Pour la première fois dans l’Union européenne, des citoyens attaquent l’État en justice pour manque d’adaptation au changement climatique. Au total, 14 personnes sinistrées ainsi que trois associations (Greenpeace, Notre affaire à tous et Oxfam) lancent une action en justice, mardi 8 avril. Elles accusent l’État de manquer à son obligation de protéger les citoyens face aux conséquences du changement climatique. Dans un communiqué de presse, l’association Notre Affaire à tous rappelle qu’en France, « près de deux personnes sur trois sont fortement exposées aux risques climatiques ». De plus, « un quart de la population vit en zone inondable » et « la moitié des maisons individuelles sont menacées de se fissurer à cause du phénomène de retrait-gonflement des argiles ». Toutefois, selon les organisations, le Plan national d’adaptation au changement climatique (PNACC-3) est insuffisant et ne prend pas en compte les inégalités sociales et territoriales pour faire face aux conséquences du changement climatique.

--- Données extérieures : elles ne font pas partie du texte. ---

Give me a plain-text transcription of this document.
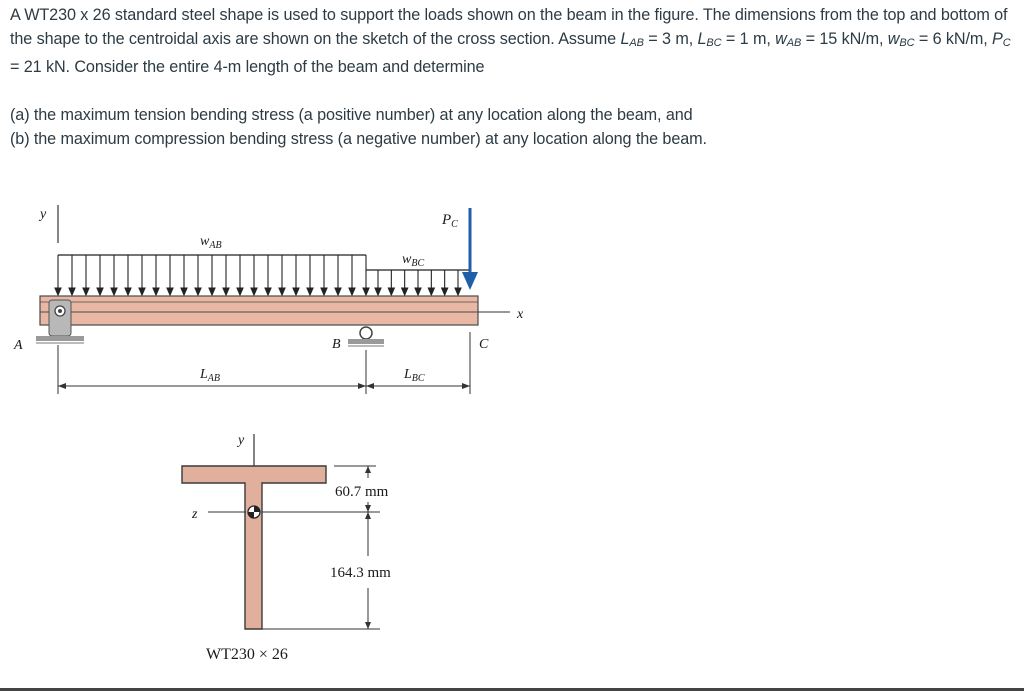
A WT230 x 26 standard steel shape is used to support the loads shown on the beam in the figure. The dimensions from the top and bottom of the shape to the centroidal axis are shown on the sketch of the cross section. Assume LAB = 3 m, LBC = 1 m, wAB = 15 kN/m, wBC = 6 kN/m, PC = 21 kN. Consider the entire 4-m length of the beam and determine

(a) the maximum tension bending stress (a positive number) at any location along the beam, and

(b) the maximum compression bending stress (a negative number) at any location along the beam.

y
$w_{AB}$
$w_{BC}$
$P_C$
x
A	B	C
$L_{AB}$	$L_{BC}$
y
z
60.7 mm
164.3 mm
WT230 × 26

Des citoyens, directement touchés par les impacts du changement climatique, ont donc décidé d’attaquer l’État en justice. Certains ont leurs maisons fissurées, d’autres ont des problèmes d’accès à l’eau et d’autres font face à des canicules, des inondations ou enregistrent des pertes agricoles. Jérôme Sergent, qui possède une ferme dans le Pas-de-Calais, fait part de son inquiétude. « À chaque fois qu’il pleut c’est l’angoisse ! Puisque rien n’a changé, on se dit qu’on va à nouveau revivre ce cauchemar », a-t-il témoigné. Sa ferme a été inondée huit fois entre novembre 2023 et mars 2024. Racha Mousdikoudine, présidente du collectif Mayotte A Soif, déplore que « l’État n’a pas anticipé cette sécheresse, il n’a pas pris ses dispositions ». Elle a témoigné de la sécheresse de 2023 à Mayotte, qui a aggravé une situation déjà préoccupante. « Avec ma famille, nous n’avions déjà pas d’eau du robinet depuis 2016 », a-t-elle confié à franceinfo. De son côté, Florent Sebban, paysan dans l’agriculture biologique, raconte « subir de plus en plus de pertes », en raison du changement climatique.

Les populations vulnérables sont plus exposées au changement climatique

Les questions de logement font partie intégrante de cette action en justice. Ainsi, Salim Poussin représente l’association Locataires Ensemble qui veut lutter contre les bouilloires thermiques, dans lesquelles les vagues de chaleur sont insupportables. Mohamed Benyahia représente l’association Urgence maisons fissurées qui soutient les sinistrés dont les maisons sont fissurées à cause du phénomène de retrait-gonflement. L’association milite pour une évolution des critères de reconnaissance des catastrophes naturelles pour renforcer les mécanismes d’aide. Les logements insalubres et indécents sont aussi pointés du doigt, notamment avec l’association Ghett’up, pour alerter sur la vulnérabilité des populations qui les habitent au changement climatique. Les citoyens qui attaquent l’État en justice peuvent présenter des vulnérabilités particulières, tels que des handicaps. Ils montrent comment les populations qui sont déjà vulnérables pour des raisons économiques, sociales et sanitaires, se retrouvent davantage exposées aux conséquences négatives du changement climatique.

Une demande de « mesures concrètes »

Avec ce recours déposé devant le Conseil d’État, les demandeurs souhaitent que l’État soit contraint à « adopter des mesures concrètes et ambitieuses de prévention et de protection », mais aussi que ces mesures soient adaptées aux catégories de population les plus vulnérables. L’action en justice n’a pas pour but l’obtention d’indemnisations personnelles, mais doit « obliger l’État à renforcer ses politiques d’adaptation et à prendre des mesures concrètes et efficaces pour protéger et soutenir toute la population face aux risques climatiques ». L’action en justice s’appuie sur l’obligation générale d’adaptation climatique qui incombe à l’État et qui découle de nombreux textes comme la Charte de l’environnement, le droit international, le droit du Conseil de l’Europe et le droit européen.

Le recours aura lieu en plusieurs étapes. Mardi 8 avril, les requérants ont adressé une demande préalable à l’État pour qu’il révise le Plan national d’adaptation au changement climatique et qu’il mette en place des mesures pour assurer ou renforcer l’adaptation de la France au dérèglement climatique. Cette demande préalable a été adressée à tous les ministres. « En cas d’absence de réponse ou de réponse insatisfaisante de l’État dans les deux mois, on déposera la requête devant le Conseil d’État », a prévenu Cléo Moreno, coordinatrice juridique de cette action devant le Conseil d’État.